The Report provides a detailed inventory of outdoor activities in Maryland, including acknowledgement of the disconnect between today’s youth and the great outdoors. This is all positive indeed. However, the Hunters of Maryland believe there was an opportunity lost not only to better showcase and promote the traditions of hunting – as a powerful multi-million dollar economic engine -- but publicly recognize that hunters, not taxpayers, shoulder the costs of wildlife research and management in Maryland. And since there has not been an increase in the cost of a regular hunting license in Maryland for over 30 years, it’s easy to align the delta dots – and the attendant detrimental impact -- between escalating costs and declining revenues.
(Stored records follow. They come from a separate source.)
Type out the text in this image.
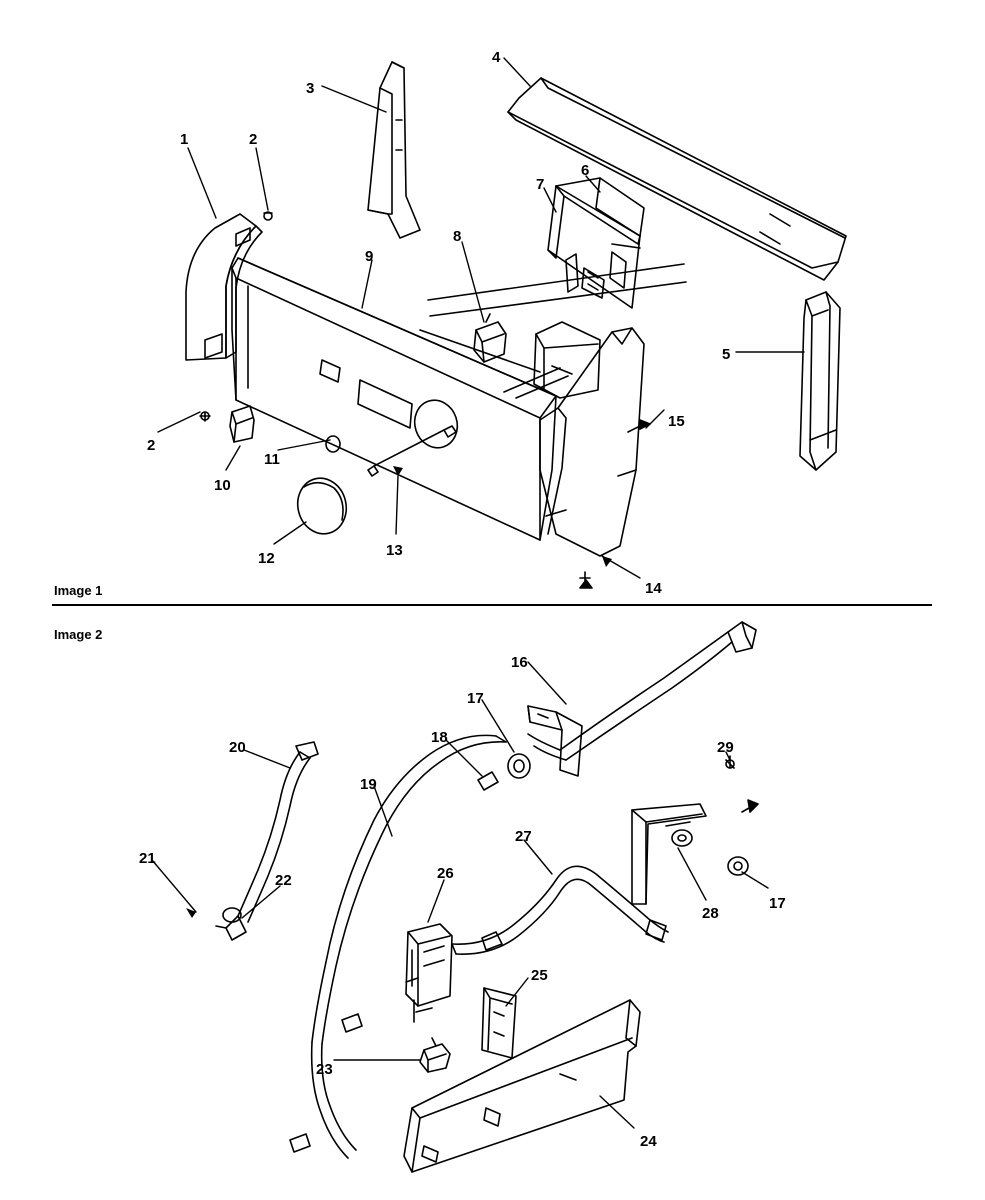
Image 1
Image 2
1	2
3
4
2
5
6
7
8
9
10
11
12	13
14
15
16
17
18
19
20
21
22
23
24
25
26
27
28
29
17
Yet, does not the entire citizenry benefit from wildlife research/management?
For example, the citizenry has little understanding of the American System of Conservation Funding (link below) whereby hunters/anglers underwrite natural resource management through their payment of license fees, stamps and equipment purchases, aka “special funds”. In Maryland, there are no “general funds” – aka, taxpayer moneys – appropriated for wildlife research/management. Look no further than the Public Trust Doctrine which recognizes that “government has an affirmative duty to protect, manage, and conserve fish and wildlife”, aka Chapter 367 of the Acts of 2010 (Conservation Law Enforcement Act of 2010). The Hunters of Maryland tackled this controversial issue during the 2020 Session of the Maryland General Assembly. In the final analysis, HOM successfully convinced the Hogan Administration and the General Assembly to appropriate – for the “First” time -- $100,000 in fiscal year 2021 general funds for DNR’s Wildlife & Heritage Service. These moneys represented a true milestone in Maryland where taxpayers would finally share in the costs of wildlife research/management plus help promote hunter retention and recruitment at this pivotal time in history.
http://congressionalsportsmen.org/uploads/page/ASCF%20one%20page.pdf
Sadly, this historic appropriation of taxpayer moneys fell prey to the pandemic when the Board of Public Works reduced State spending by $413 million on July 1, 2020, inclusive of the $100,000 in general funds to DNR’s Wildlife & Heritage Service.
Looking ahead, the Hunters of Maryland will continue to promote the traditions and values of being afield, including creative strategies to get today’s youth off the couch and into the fields and waterways. It’s not a chicken little argument to profess that hunting in Maryland – as we know it today – could be lost within a generation absent intervention by a concerned few today.